Excerpt from a short story by a young worker

“Ellen,” said I, “do you remember what is said of the bee, that it gathers honey even in a poisonous flower? May we not, in like manner, if our hearts are rightly attuned, find many pleasures connected with our employment? Why is it, then, that you so obstinately look altogether on the dark side of a factory life? I think you thought differently while you were at home, on a visit, last summer—for you were glad to come back to the mill, in less than four weeks. Tell me, now—why were you so glad to return to the ringing of the bell, the clatter of the machinery, the early rising, the half-hour dinner, and so on?”

I saw that my discontented friend was not in a humour to give me an answer—and I therefore went on with my talk.

“You are fully aware, Ellen, that a country life does not exclude people from labor—to say nothing of the inferior privileges of attending public worship—that people have often to go a distance to meeting of any kind—that books cannot be so easily obtained as they can here—that you cannot always have just such society as you wish—that you”—

She interrupted me, by saying, “We have no bell, with its everlasting ding-dong.”
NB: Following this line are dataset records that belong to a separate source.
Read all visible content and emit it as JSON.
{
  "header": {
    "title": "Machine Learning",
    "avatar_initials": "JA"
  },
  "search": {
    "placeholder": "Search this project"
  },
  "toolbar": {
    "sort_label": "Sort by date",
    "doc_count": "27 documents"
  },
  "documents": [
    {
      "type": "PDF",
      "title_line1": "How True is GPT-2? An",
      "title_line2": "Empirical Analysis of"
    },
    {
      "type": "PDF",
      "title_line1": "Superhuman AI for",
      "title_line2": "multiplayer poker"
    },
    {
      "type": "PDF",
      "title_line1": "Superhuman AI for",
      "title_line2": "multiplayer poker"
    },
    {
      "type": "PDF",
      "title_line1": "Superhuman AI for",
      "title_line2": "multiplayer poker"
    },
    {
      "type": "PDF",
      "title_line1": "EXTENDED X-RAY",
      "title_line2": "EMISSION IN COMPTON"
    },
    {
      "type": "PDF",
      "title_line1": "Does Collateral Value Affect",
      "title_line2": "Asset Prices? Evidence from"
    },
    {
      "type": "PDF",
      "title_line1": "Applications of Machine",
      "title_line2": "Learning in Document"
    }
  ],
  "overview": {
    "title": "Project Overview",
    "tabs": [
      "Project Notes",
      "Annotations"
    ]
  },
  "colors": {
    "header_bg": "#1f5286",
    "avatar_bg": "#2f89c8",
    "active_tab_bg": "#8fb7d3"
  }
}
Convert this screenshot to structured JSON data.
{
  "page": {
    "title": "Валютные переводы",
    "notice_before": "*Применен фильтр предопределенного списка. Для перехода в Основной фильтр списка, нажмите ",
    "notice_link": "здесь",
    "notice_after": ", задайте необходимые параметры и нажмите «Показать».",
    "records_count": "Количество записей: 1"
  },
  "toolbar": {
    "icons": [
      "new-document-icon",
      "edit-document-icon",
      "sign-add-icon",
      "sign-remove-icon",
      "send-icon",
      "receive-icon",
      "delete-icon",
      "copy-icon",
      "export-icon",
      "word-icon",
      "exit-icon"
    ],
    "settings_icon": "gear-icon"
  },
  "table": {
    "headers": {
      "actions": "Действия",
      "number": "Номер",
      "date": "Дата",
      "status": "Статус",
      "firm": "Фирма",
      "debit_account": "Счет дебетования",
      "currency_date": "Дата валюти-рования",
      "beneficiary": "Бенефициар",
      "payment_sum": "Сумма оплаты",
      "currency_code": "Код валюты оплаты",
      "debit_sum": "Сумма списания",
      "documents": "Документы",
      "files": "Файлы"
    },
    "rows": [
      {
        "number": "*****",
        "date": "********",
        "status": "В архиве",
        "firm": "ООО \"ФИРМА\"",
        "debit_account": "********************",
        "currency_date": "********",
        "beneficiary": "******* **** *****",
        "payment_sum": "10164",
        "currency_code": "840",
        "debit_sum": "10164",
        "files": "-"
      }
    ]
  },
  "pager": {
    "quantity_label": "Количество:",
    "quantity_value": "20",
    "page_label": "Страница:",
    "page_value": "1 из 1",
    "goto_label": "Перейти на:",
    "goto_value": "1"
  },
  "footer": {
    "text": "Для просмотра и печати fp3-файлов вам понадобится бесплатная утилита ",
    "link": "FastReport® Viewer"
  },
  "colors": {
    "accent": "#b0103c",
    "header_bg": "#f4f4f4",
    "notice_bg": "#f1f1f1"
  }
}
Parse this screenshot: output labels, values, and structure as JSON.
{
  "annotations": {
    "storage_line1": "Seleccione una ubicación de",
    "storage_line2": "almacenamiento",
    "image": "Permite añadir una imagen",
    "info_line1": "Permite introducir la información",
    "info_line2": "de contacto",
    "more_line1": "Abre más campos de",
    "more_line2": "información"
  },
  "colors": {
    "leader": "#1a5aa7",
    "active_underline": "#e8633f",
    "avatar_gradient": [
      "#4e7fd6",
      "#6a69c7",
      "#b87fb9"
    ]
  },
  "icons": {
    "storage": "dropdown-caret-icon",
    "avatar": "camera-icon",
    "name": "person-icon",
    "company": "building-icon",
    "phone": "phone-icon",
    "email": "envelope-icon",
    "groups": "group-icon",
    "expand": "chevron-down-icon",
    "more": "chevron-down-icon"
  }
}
“What difference does it make,” said I, “whether you shall be awaked by a bell, or the noisy bustle of a farm-house? For, you know, farmers are generally up as early in the morning as we are obliged to rise.”
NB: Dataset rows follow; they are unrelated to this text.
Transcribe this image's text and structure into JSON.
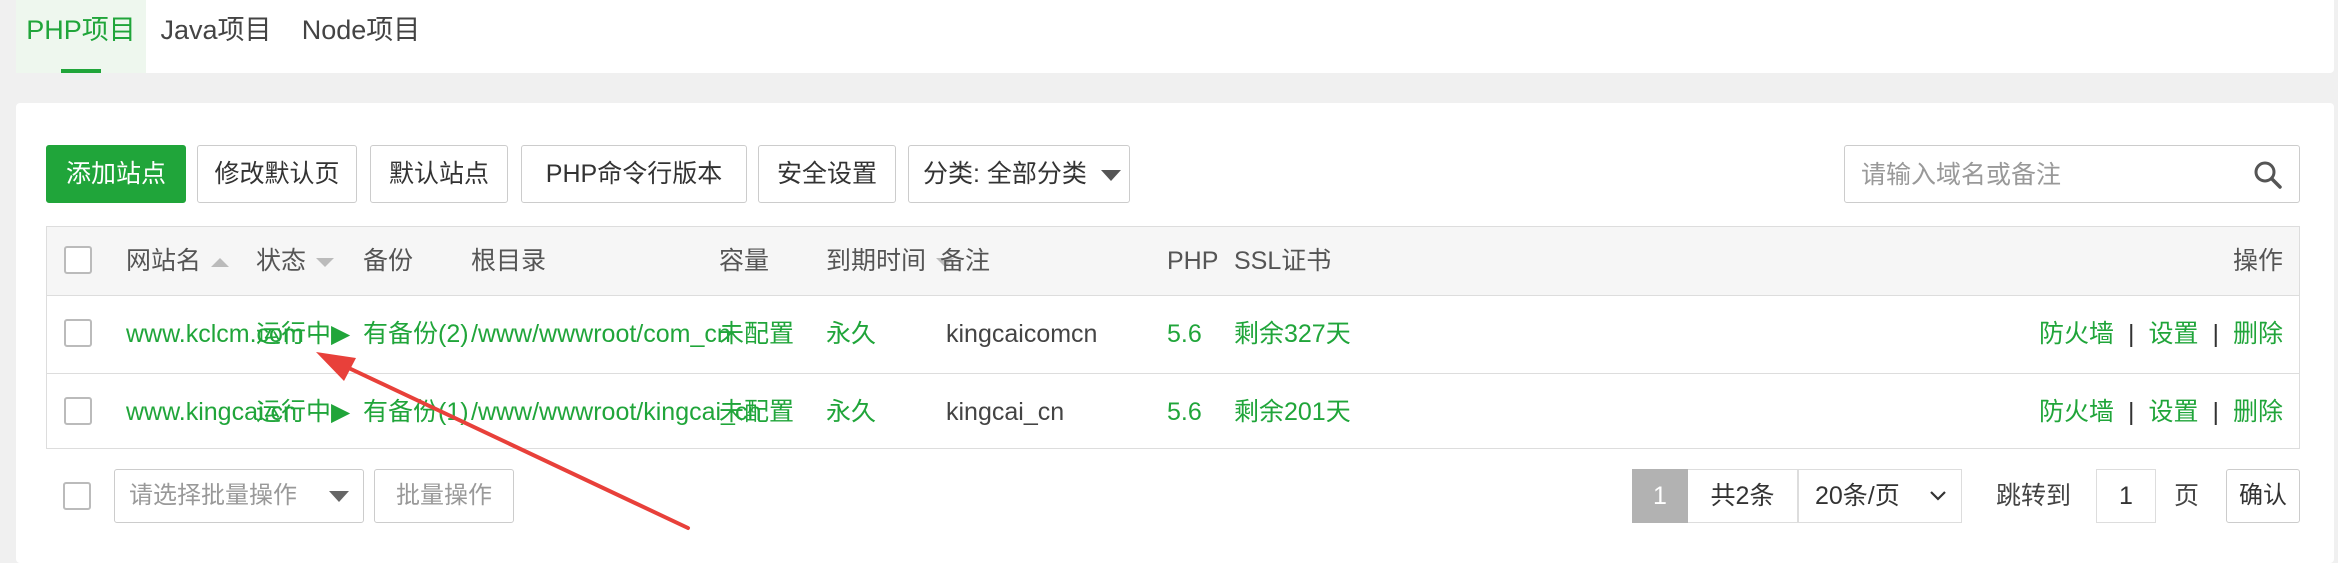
{
  "tabs": [
    {
      "label": "PHP项目",
      "active": true
    },
    {
      "label": "Java项目",
      "active": false
    },
    {
      "label": "Node项目",
      "active": false
    }
  ],
  "toolbar": {
    "add_site": "添加站点",
    "modify_default_page": "修改默认页",
    "default_site": "默认站点",
    "php_cli_version": "PHP命令行版本",
    "security_settings": "安全设置",
    "category": "分类: 全部分类"
  },
  "search": {
    "placeholder": "请输入域名或备注"
  },
  "table": {
    "headers": {
      "site_name": "网站名",
      "status": "状态",
      "backup": "备份",
      "root_dir": "根目录",
      "capacity": "容量",
      "expire": "到期时间",
      "remark": "备注",
      "php": "PHP",
      "ssl": "SSL证书",
      "actions": "操作"
    },
    "rows": [
      {
        "site": "www.kclcm.com",
        "status": "运行中▶",
        "backup": "有备份(2)",
        "root": "/www/wwwroot/com_cn",
        "capacity": "未配置",
        "expire": "永久",
        "remark": "kingcaicomcn",
        "php": "5.6",
        "ssl": "剩余327天",
        "firewall": "防火墙",
        "settings": "设置",
        "delete": "删除"
      },
      {
        "site": "www.kingcai.cn",
        "status": "运行中▶",
        "backup": "有备份(1)",
        "root": "/www/wwwroot/kingcai_cn",
        "capacity": "未配置",
        "expire": "永久",
        "remark": "kingcai_cn",
        "php": "5.6",
        "ssl": "剩余201天",
        "firewall": "防火墙",
        "settings": "设置",
        "delete": "删除"
      }
    ],
    "separator": "|"
  },
  "footer": {
    "batch_placeholder": "请选择批量操作",
    "batch_button": "批量操作",
    "current_page": "1",
    "total": "共2条",
    "page_size": "20条/页",
    "jump_to": "跳转到",
    "jump_value": "1",
    "page_unit": "页",
    "confirm": "确认"
  },
  "colors": {
    "accent": "#20a53a",
    "annotation_arrow": "#e8403a"
  }
}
“But then,” said Ellen, “country people have none of the clattering of machinery constantly dinning in their ears.”

"True,” I replied, “but they have what is worse—and that is, a dull, lifeless silence all around them. The hens may cackle sometimes, and the geese gabble, and the pigs squeal”—

Ellen’s hearty laugh interrupted my description—and presently we proceeded, very pleasantly, to compare a country life with a factory life in Lowell.